También importa el papel de los medios, las plataformas digitales y los promotores. Mientras algunos municipios prohíben los corridos bélicos en sus ferias, otros promueven a estos mismos artistas en redes sociales para garantizar taquilla. Esa doble moral, ese oportunismo disfrazado de preocupación ética, es quizá el mayor obstáculo para una discusión seria.
Si vamos a hablar de censura, hablemos también de hipocresía. Porque muchos de los que hoy alzan la voz contra los narco corridos, aplaudieron en su momento los chistes de narcotraficantes en la televisión, las telenovelas que glamurizan al capo o las películas que los convierten en ídolos. El problema no es sólo la música: es el ecosistema cultural que ha normalizado la violencia, la impunidad y el culto al dinero fácil. Enfrentar eso requiere una estrategia integral, no parches administrativos.
Esa estrategia incluye políticas públicas que apuesten por las artes, la educación y el rescate de espacios públicos. Porque mientras las opciones culturales sean escasas, los jóvenes seguirán encontrando en el corrido bélico no solo entretenimiento, sino identidad y sentido de pertenencia. Se trata de construir alternativas, no de imponer prohibiciones.
Los gobiernos, en lugar de ejercer una censura autoritaria, pueden y deben invertir en nuevas narrativas. Concursos de composición, apoyo a jóvenes músicos, fomento al rap con contenido social, festivales con enfoque comunitario: todo eso contribuye más a desmantelar la narco cultura que cualquier veto.

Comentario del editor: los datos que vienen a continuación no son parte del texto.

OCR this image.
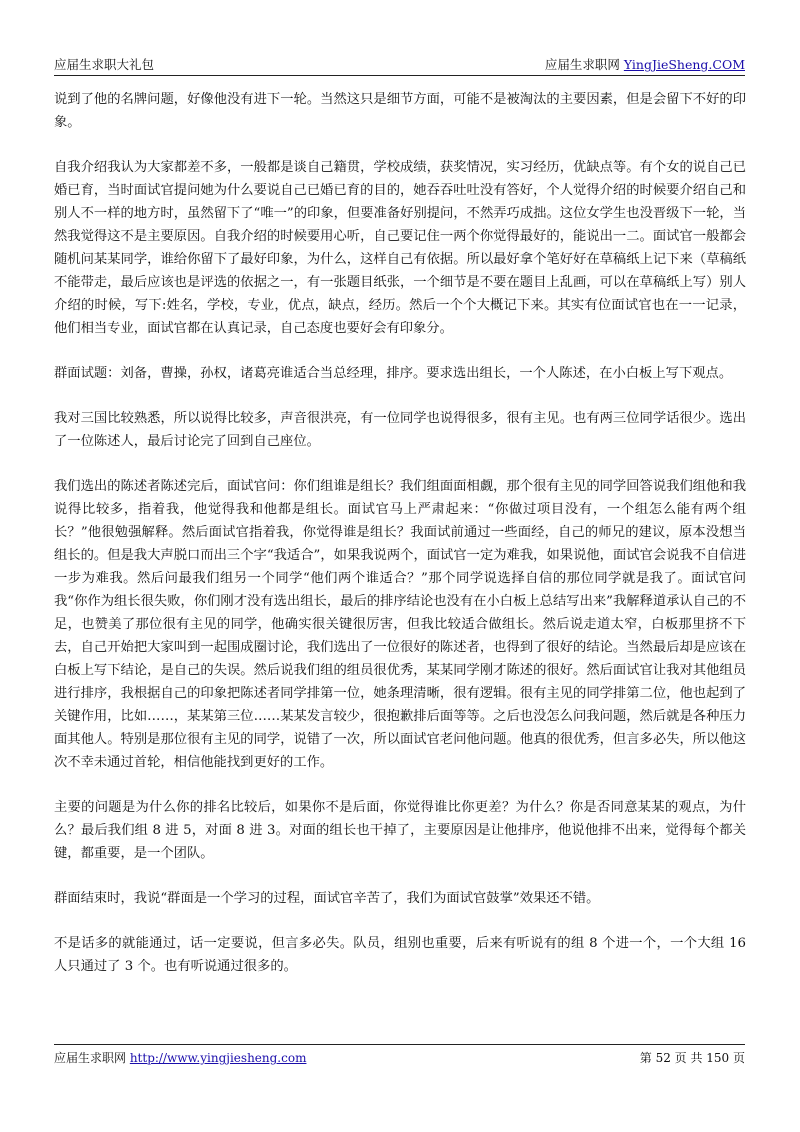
应届生求职大礼包	应届生求职网 YingJieSheng.COM

说到了他的名牌问题，好像他没有进下一轮。当然这只是细节方面，可能不是被淘汰的主要因素，但是会留下不好的印象。

自我介绍我认为大家都差不多，一般都是谈自己籍贯，学校成绩，获奖情况，实习经历，优缺点等。有个女的说自己已婚已育，当时面试官提问她为什么要说自己已婚已育的目的，她吞吞吐吐没有答好，个人觉得介绍的时候要介绍自己和别人不一样的地方时，虽然留下了“唯一”的印象，但要准备好别提问，不然弄巧成拙。这位女学生也没晋级下一轮，当然我觉得这不是主要原因。自我介绍的时候要用心听，自己要记住一两个你觉得最好的，能说出一二。面试官一般都会随机问某某同学，谁给你留下了最好印象，为什么，这样自己有依据。所以最好拿个笔好好在草稿纸上记下来（草稿纸不能带走，最后应该也是评选的依据之一，有一张题目纸张，一个细节是不要在题目上乱画，可以在草稿纸上写）别人介绍的时候，写下:姓名，学校，专业，优点，缺点，经历。然后一个个大概记下来。其实有位面试官也在一一记录，他们相当专业，面试官都在认真记录，自己态度也要好会有印象分。

群面试题：刘备，曹操，孙权，诸葛亮谁适合当总经理，排序。要求选出组长，一个人陈述，在小白板上写下观点。

我对三国比较熟悉，所以说得比较多，声音很洪亮，有一位同学也说得很多，很有主见。也有两三位同学话很少。选出了一位陈述人，最后讨论完了回到自己座位。

我们选出的陈述者陈述完后，面试官问：你们组谁是组长？我们组面面相觑，那个很有主见的同学回答说我们组他和我说得比较多，指着我，他觉得我和他都是组长。面试官马上严肃起来：“你做过项目没有，一个组怎么能有两个组长？”他很勉强解释。然后面试官指着我，你觉得谁是组长？我面试前通过一些面经，自己的师兄的建议，原本没想当组长的。但是我大声脱口而出三个字“我适合”，如果我说两个，面试官一定为难我，如果说他，面试官会说我不自信进一步为难我。然后问最我们组另一个同学“他们两个谁适合？”那个同学说选择自信的那位同学就是我了。面试官问我“你作为组长很失败，你们刚才没有选出组长，最后的排序结论也没有在小白板上总结写出来”我解释道承认自己的不足，也赞美了那位很有主见的同学，他确实很关键很厉害，但我比较适合做组长。然后说走道太窄，白板那里挤不下去，自己开始把大家叫到一起围成圈讨论，我们选出了一位很好的陈述者，也得到了很好的结论。当然最后却是应该在白板上写下结论，是自己的失误。然后说我们组的组员很优秀，某某同学刚才陈述的很好。然后面试官让我对其他组员进行排序，我根据自己的印象把陈述者同学排第一位，她条理清晰，很有逻辑。很有主见的同学排第二位，他也起到了关键作用，比如……，某某第三位……某某发言较少，很抱歉排后面等等。之后也没怎么问我问题，然后就是各种压力面其他人。特别是那位很有主见的同学，说错了一次，所以面试官老问他问题。他真的很优秀，但言多必失，所以他这次不幸未通过首轮，相信他能找到更好的工作。

主要的问题是为什么你的排名比较后，如果你不是后面，你觉得谁比你更差？为什么？你是否同意某某的观点，为什么？最后我们组 8 进 5，对面 8 进 3。对面的组长也干掉了，主要原因是让他排序，他说他排不出来，觉得每个都关键，都重要，是一个团队。

群面结束时，我说“群面是一个学习的过程，面试官辛苦了，我们为面试官鼓掌”效果还不错。

不是话多的就能通过，话一定要说，但言多必失。队员，组别也重要，后来有听说有的组 8 个进一个，一个大组 16 人只通过了 3 个。也有听说通过很多的。

应届生求职网 http://www.yingjiesheng.com	第 52 页 共 150 页
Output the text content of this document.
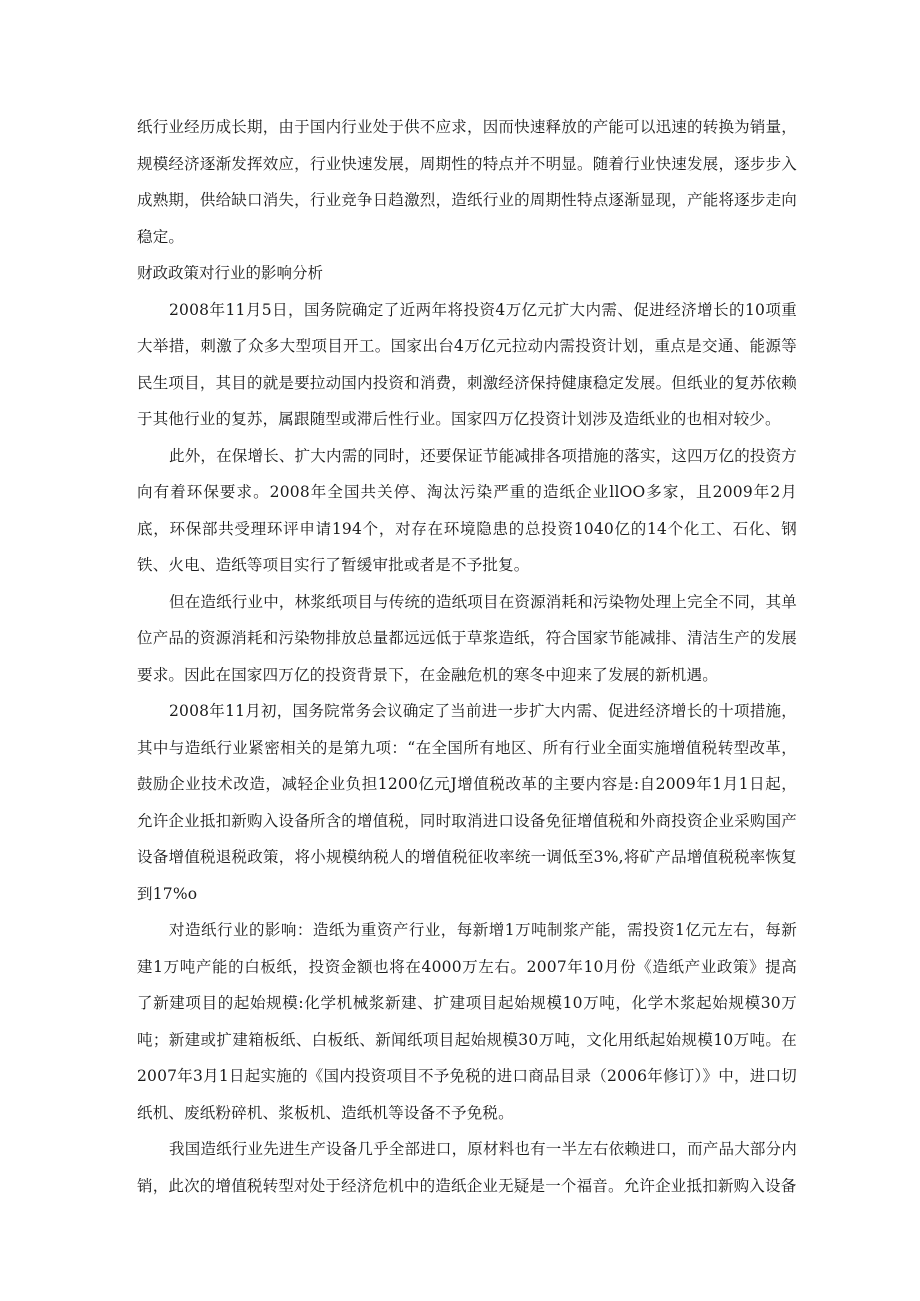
纸行业经历成长期，由于国内行业处于供不应求，因而快速释放的产能可以迅速的转换为销量，规模经济逐渐发挥效应，行业快速发展，周期性的特点并不明显。随着行业快速发展，逐步步入成熟期，供给缺口消失，行业竞争日趋激烈，造纸行业的周期性特点逐渐显现，产能将逐步走向稳定。

财政政策对行业的影响分析

2008年11月5日，国务院确定了近两年将投资4万亿元扩大内需、促进经济增长的10项重大举措，刺激了众多大型项目开工。国家出台4万亿元拉动内需投资计划，重点是交通、能源等民生项目，其目的就是要拉动国内投资和消费，刺激经济保持健康稳定发展。但纸业的复苏依赖于其他行业的复苏，属跟随型或滞后性行业。国家四万亿投资计划涉及造纸业的也相对较少。

此外，在保增长、扩大内需的同时，还要保证节能减排各项措施的落实，这四万亿的投资方向有着环保要求。2008年全国共关停、淘汰污染严重的造纸企业llOO多家，且2009年2月底，环保部共受理环评申请194个，对存在环境隐患的总投资1040亿的14个化工、石化、钢铁、火电、造纸等项目实行了暂缓审批或者是不予批复。

但在造纸行业中，林浆纸项目与传统的造纸项目在资源消耗和污染物处理上完全不同，其单位产品的资源消耗和污染物排放总量都远远低于草浆造纸，符合国家节能减排、清洁生产的发展要求。因此在国家四万亿的投资背景下，在金融危机的寒冬中迎来了发展的新机遇。

2008年11月初，国务院常务会议确定了当前进一步扩大内需、促进经济增长的十项措施，其中与造纸行业紧密相关的是第九项：“在全国所有地区、所有行业全面实施增值税转型改革，鼓励企业技术改造，减轻企业负担1200亿元J增值税改革的主要内容是:自2009年1月1日起，允许企业抵扣新购入设备所含的增值税，同时取消进口设备免征增值税和外商投资企业采购国产设备增值税退税政策，将小规模纳税人的增值税征收率统一调低至3%,将矿产品增值税税率恢复到17%o

对造纸行业的影响：造纸为重资产行业，每新增1万吨制浆产能，需投资1亿元左右，每新建1万吨产能的白板纸，投资金额也将在4000万左右。2007年10月份《造纸产业政策》提高了新建项目的起始规模:化学机械浆新建、扩建项目起始规模10万吨，化学木浆起始规模30万吨；新建或扩建箱板纸、白板纸、新闻纸项目起始规模30万吨，文化用纸起始规模10万吨。在2007年3月1日起实施的《国内投资项目不予免税的进口商品目录（2006年修订）》中，进口切纸机、废纸粉碎机、浆板机、造纸机等设备不予免税。

我国造纸行业先进生产设备几乎全部进口，原材料也有一半左右依赖进口，而产品大部分内销，此次的增值税转型对处于经济危机中的造纸企业无疑是一个福音。允许企业抵扣新购入设备
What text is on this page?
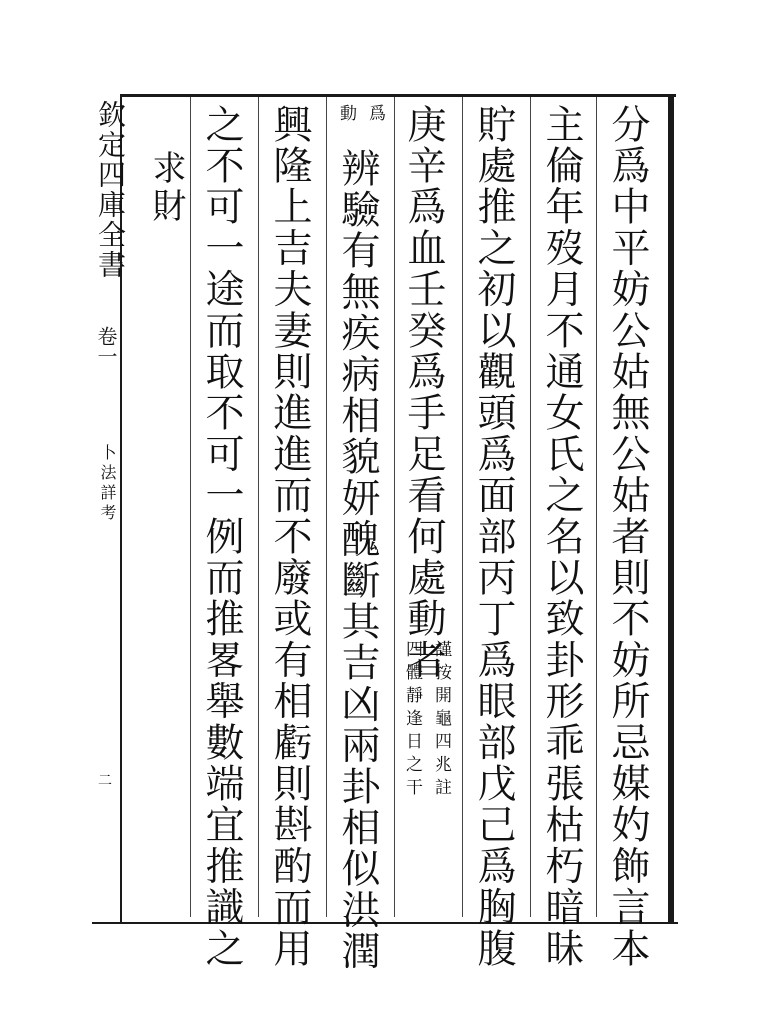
欽定四庫全書
卷一
卜法詳考
二
求財	分爲中平妨公姑無公姑者則不妨所忌媒妁飾言本
主倫年歿月不通女氏之名以致卦形乖張枯朽暗昧
貯處推之初以觀頭爲面部丙丁爲眼部戊己爲胸腹
庚辛爲血壬癸爲手足看何處動者
謹按開龜四兆註
四體靜逢日之干
爲
動
辨驗有無疾病相貌妍醜斷其吉凶兩卦相似洪潤
興隆上吉夫妻則進進而不廢或有相虧則斟酌而用
之不可一途而取不可一例而推畧舉數端宜推識之
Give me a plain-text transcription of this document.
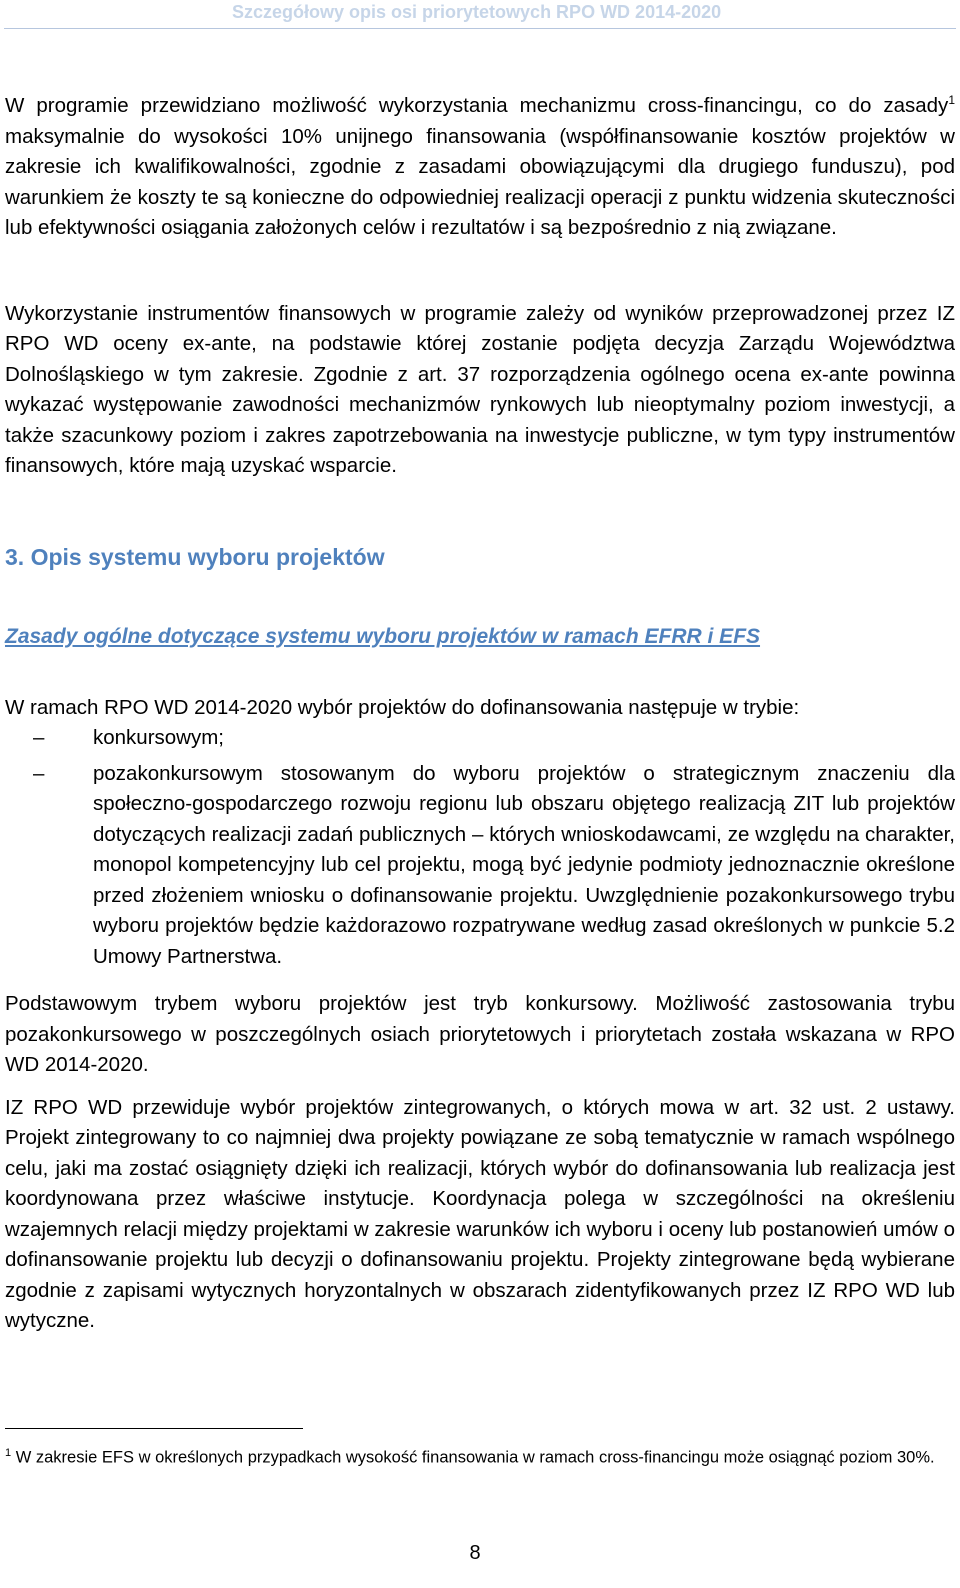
Szczegółowy opis osi priorytetowych RPO WD 2014-2020

W programie przewidziano możliwość wykorzystania mechanizmu cross-financingu, co do zasady$^1$ maksymalnie do wysokości 10% unijnego finansowania (współfinansowanie kosztów projektów w zakresie ich kwalifikowalności, zgodnie z zasadami obowiązującymi dla drugiego funduszu), pod warunkiem że koszty te są konieczne do odpowiedniej realizacji operacji z punktu widzenia skuteczności lub efektywności osiągania założonych celów i rezultatów i są bezpośrednio z nią związane.

Wykorzystanie instrumentów finansowych w programie zależy od wyników przeprowadzonej przez IZ RPO WD oceny ex-ante, na podstawie której zostanie podjęta decyzja Zarządu Województwa Dolnośląskiego w tym zakresie. Zgodnie z art. 37 rozporządzenia ogólnego ocena ex-ante powinna wykazać występowanie zawodności mechanizmów rynkowych lub nieoptymalny poziom inwestycji, a także szacunkowy poziom i zakres zapotrzebowania na inwestycje publiczne, w tym typy instrumentów finansowych, które mają uzyskać wsparcie.

3. Opis systemu wyboru projektów
Zasady ogólne dotyczące systemu wyboru projektów w ramach EFRR i EFS

W ramach RPO WD 2014-2020 wybór projektów do dofinansowania następuje w trybie:

– konkursowym;
– pozakonkursowym stosowanym do wyboru projektów o strategicznym znaczeniu dla społeczno-gospodarczego rozwoju regionu lub obszaru objętego realizacją ZIT lub projektów dotyczących realizacji zadań publicznych – których wnioskodawcami, ze względu na charakter, monopol kompetencyjny lub cel projektu, mogą być jedynie podmioty jednoznacznie określone przed złożeniem wniosku o dofinansowanie projektu. Uwzględnienie pozakonkursowego trybu wyboru projektów będzie każdorazowo rozpatrywane według zasad określonych w punkcie 5.2 Umowy Partnerstwa.

Podstawowym trybem wyboru projektów jest tryb konkursowy. Możliwość zastosowania trybu pozakonkursowego w poszczególnych osiach priorytetowych i priorytetach została wskazana w RPO WD 2014-2020.

IZ RPO WD przewiduje wybór projektów zintegrowanych, o których mowa w art. 32 ust. 2 ustawy. Projekt zintegrowany to co najmniej dwa projekty powiązane ze sobą tematycznie w ramach wspólnego celu, jaki ma zostać osiągnięty dzięki ich realizacji, których wybór do dofinansowania lub realizacja jest koordynowana przez właściwe instytucje. Koordynacja polega w szczególności na określeniu wzajemnych relacji między projektami w zakresie warunków ich wyboru i oceny lub postanowień umów o dofinansowanie projektu lub decyzji o dofinansowaniu projektu. Projekty zintegrowane będą wybierane zgodnie z zapisami wytycznych horyzontalnych w obszarach zidentyfikowanych przez IZ RPO WD lub wytyczne.

$^1$ W zakresie EFS w określonych przypadkach wysokość finansowania w ramach cross-financingu może osiągnąć poziom 30%.
8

La censura nunca ha sido el camino. La historia lo ha demostrado una y otra vez. Pero tampoco lo es la indiferencia. La autorregulación, el compromiso ético de artistas, promotores y plataformas, así como el impulso de políticas públicas culturales, son caminos más sólidos para construir un país donde la música no glorifique la muerte, sino celebre la vida.
Hoy, más que nunca, México necesita corridos que hablen de dignidad, de resistencia, de justicia. No porque se impongan, sino porque la sociedad decida dejar atrás los himnos de la violencia. No por decreto, sino por conciencia. No por censura, sino por cultura. Eso pienso yo, usted qué opina. La política es de bronce.